On the Eight Step to a life worth living my Higher Power gave to me a list of all those who had felt my sting and be willing to patch the scratch, fill the gouge and cross the fiery bridge with humility and an olive branch.
On the Ninth Step to a life worth living my Higher Power gave to me seven league boots to travel to ends of all creation and a hat to hold when asking for the forgiveness of gold, and to make whole what once was broken, to give back what was stolen, recant the vicious lie whatever the cost, and do no further damage to another’s man’s heart..

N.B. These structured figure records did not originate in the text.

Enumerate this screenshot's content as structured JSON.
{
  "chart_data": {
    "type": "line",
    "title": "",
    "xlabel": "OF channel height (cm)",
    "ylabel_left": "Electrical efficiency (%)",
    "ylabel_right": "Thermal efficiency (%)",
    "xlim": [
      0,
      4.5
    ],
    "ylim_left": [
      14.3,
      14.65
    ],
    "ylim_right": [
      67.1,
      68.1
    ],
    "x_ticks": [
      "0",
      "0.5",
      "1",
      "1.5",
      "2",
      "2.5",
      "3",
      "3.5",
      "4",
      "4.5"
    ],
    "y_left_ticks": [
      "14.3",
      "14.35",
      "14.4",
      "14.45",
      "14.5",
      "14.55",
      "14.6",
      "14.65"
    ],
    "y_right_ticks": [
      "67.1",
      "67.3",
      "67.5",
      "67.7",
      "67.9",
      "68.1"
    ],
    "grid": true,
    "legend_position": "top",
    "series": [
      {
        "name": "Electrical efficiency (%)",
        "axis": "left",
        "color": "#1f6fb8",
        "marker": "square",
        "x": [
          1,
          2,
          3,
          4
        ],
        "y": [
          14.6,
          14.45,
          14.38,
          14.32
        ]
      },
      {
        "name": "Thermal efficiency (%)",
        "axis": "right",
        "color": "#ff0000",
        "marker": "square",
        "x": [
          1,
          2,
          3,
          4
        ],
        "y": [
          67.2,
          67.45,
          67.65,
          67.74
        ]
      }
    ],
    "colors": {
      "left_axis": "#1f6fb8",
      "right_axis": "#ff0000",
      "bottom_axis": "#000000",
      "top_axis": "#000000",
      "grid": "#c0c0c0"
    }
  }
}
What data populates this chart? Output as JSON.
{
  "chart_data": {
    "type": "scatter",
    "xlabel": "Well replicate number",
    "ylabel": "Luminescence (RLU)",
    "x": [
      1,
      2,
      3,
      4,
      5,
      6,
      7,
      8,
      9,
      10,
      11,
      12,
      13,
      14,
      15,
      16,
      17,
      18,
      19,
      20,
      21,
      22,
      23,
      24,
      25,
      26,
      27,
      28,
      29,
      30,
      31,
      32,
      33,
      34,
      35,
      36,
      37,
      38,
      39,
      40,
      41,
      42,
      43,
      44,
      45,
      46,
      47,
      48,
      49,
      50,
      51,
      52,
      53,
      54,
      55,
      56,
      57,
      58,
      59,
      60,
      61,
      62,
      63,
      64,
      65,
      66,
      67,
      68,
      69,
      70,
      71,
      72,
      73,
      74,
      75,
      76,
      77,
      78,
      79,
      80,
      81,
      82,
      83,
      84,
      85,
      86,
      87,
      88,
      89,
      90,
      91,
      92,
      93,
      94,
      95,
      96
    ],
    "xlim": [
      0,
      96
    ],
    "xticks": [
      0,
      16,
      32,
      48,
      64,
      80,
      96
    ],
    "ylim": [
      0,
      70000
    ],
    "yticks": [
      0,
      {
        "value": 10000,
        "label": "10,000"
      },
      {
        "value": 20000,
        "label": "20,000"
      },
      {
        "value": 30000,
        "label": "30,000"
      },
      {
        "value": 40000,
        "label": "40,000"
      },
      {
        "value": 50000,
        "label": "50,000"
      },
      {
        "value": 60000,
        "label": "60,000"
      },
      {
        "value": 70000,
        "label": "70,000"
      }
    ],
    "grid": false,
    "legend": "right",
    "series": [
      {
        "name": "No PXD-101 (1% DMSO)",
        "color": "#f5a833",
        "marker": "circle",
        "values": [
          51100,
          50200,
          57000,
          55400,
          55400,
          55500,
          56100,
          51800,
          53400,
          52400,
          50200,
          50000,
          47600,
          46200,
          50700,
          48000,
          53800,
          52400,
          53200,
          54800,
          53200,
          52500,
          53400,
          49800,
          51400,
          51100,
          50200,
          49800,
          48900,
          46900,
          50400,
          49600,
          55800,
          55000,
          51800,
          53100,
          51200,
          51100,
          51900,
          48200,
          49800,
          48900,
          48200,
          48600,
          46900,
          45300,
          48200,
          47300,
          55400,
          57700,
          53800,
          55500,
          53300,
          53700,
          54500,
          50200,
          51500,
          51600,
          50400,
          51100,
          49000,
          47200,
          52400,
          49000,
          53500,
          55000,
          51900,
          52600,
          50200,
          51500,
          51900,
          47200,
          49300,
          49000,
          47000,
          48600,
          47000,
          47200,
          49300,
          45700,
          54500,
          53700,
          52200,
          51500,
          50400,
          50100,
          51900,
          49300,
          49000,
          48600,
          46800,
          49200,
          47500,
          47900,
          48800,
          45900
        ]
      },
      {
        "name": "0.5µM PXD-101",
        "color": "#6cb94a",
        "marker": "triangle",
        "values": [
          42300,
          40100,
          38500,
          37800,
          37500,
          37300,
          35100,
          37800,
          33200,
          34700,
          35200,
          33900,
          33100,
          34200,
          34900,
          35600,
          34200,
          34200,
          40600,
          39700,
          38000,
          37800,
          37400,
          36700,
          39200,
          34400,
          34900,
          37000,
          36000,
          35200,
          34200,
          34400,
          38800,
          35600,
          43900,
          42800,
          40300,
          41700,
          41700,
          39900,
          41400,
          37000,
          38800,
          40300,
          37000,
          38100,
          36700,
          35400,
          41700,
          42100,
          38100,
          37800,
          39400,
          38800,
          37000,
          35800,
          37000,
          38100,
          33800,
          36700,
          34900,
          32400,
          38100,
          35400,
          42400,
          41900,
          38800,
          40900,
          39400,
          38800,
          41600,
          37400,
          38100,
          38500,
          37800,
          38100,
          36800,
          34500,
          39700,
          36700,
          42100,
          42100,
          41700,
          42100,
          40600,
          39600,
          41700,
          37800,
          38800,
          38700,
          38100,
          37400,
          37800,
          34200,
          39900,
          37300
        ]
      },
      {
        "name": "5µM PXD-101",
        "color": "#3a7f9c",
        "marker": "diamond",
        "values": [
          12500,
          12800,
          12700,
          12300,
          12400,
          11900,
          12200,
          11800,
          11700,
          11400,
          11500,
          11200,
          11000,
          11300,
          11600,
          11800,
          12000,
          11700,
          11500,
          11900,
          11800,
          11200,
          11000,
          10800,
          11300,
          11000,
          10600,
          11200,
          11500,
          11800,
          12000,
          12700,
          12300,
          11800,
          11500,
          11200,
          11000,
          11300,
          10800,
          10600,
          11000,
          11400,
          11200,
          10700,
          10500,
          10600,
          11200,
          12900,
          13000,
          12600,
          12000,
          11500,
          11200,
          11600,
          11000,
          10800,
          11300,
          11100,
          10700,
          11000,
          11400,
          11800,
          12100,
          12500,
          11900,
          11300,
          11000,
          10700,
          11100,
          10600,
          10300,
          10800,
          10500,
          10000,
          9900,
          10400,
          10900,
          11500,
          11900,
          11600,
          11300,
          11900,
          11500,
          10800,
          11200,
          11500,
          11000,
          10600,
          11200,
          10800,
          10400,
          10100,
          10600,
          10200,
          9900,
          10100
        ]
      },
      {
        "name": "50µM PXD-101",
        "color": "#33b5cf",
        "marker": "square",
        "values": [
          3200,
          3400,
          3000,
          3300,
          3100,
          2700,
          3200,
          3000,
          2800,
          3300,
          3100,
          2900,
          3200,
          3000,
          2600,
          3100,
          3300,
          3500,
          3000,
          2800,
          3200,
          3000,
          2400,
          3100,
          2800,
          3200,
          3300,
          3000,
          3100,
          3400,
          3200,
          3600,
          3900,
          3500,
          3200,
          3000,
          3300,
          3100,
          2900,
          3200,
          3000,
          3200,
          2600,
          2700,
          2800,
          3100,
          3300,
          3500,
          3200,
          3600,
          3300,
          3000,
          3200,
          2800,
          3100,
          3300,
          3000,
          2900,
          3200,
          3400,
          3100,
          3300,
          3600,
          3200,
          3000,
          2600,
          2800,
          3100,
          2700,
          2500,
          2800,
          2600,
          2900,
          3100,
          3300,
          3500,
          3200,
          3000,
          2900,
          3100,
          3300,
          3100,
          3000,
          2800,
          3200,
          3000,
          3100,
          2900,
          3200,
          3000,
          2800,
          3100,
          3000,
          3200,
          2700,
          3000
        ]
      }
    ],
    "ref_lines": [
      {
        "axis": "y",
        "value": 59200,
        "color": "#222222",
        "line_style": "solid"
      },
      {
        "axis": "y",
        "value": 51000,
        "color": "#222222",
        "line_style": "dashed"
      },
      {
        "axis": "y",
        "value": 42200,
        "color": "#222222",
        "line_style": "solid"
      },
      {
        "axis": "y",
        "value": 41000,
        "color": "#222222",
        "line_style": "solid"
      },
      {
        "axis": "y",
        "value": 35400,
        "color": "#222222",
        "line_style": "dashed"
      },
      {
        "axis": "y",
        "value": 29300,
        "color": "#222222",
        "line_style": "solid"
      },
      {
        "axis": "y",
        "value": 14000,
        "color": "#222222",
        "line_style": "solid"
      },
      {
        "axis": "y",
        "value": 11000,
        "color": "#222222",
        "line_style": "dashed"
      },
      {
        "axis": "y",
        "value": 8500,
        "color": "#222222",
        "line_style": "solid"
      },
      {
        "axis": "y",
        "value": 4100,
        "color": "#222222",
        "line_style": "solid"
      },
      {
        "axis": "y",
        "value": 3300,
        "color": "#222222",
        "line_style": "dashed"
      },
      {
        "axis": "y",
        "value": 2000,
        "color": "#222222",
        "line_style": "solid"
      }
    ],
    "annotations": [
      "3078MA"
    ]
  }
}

On the Tenth Step to a life worth living my Higher Power gave to me the mirror of accountability, the task was to examine all my actions for it was journey with many distractions and when off course set it right immediately no how big the bite, and God would see to the rest, and it was after all for my very best if done each and every night.
On the Eleventh Step to a life worth living my Higher Power gave to me a personal conversation with God to speak the words of gratitude for the rescue from a hopeless state, and listen for thoughtful instruction for course corrections to my spiritual compass and examine every mistake.
On the Twelfth Step to a life worth living my Higher Power gave to me, the spirit of the universe now alive and growing in me. With the agreement that if I stay the narrow way, I would find my greatest joy in work or at play, for when I am in the service to my fellows beings I am but in the service of my God. When sharing the living gift of recovery we fill the measure of our creation and find joy therein. For love and tolerance is our code and service to our fellow beings we have found to be the lightest load.
Service which is rendered without joy helps neither the servant nor the served. But all other pleasures and possessions pale into nothingness before service which is rendered in a spirit of joy.
For when we are in the service of our fellow beings are we not in the service of out God, and in that service and in that moment are we not divorced from self delusion, self seeking, and self pity and in the service and in that moment is that not when we make our conscious contact with our creator, who lives from moment to moment, eternity to eternity, life ever lasting, the magic words in A.A. is Action and more Action for faith without works is dead.
See you on the radio
Please feel free to pass it on
One response to “The Twelve Steps to a Life worth Living”
As I look back and reflect I give credit to God to lead me to AA and learn to actively take a part in changing my life for the better. Today though nothing is perfect, I can honestly say I feel like my life is manageable and without chaos. I see how my road to recovery allows me to help others with gratitude and willingness that was missing in the early days of my recovery. I will forever remember June 9, 1997 as the turning point to finding and loving myself.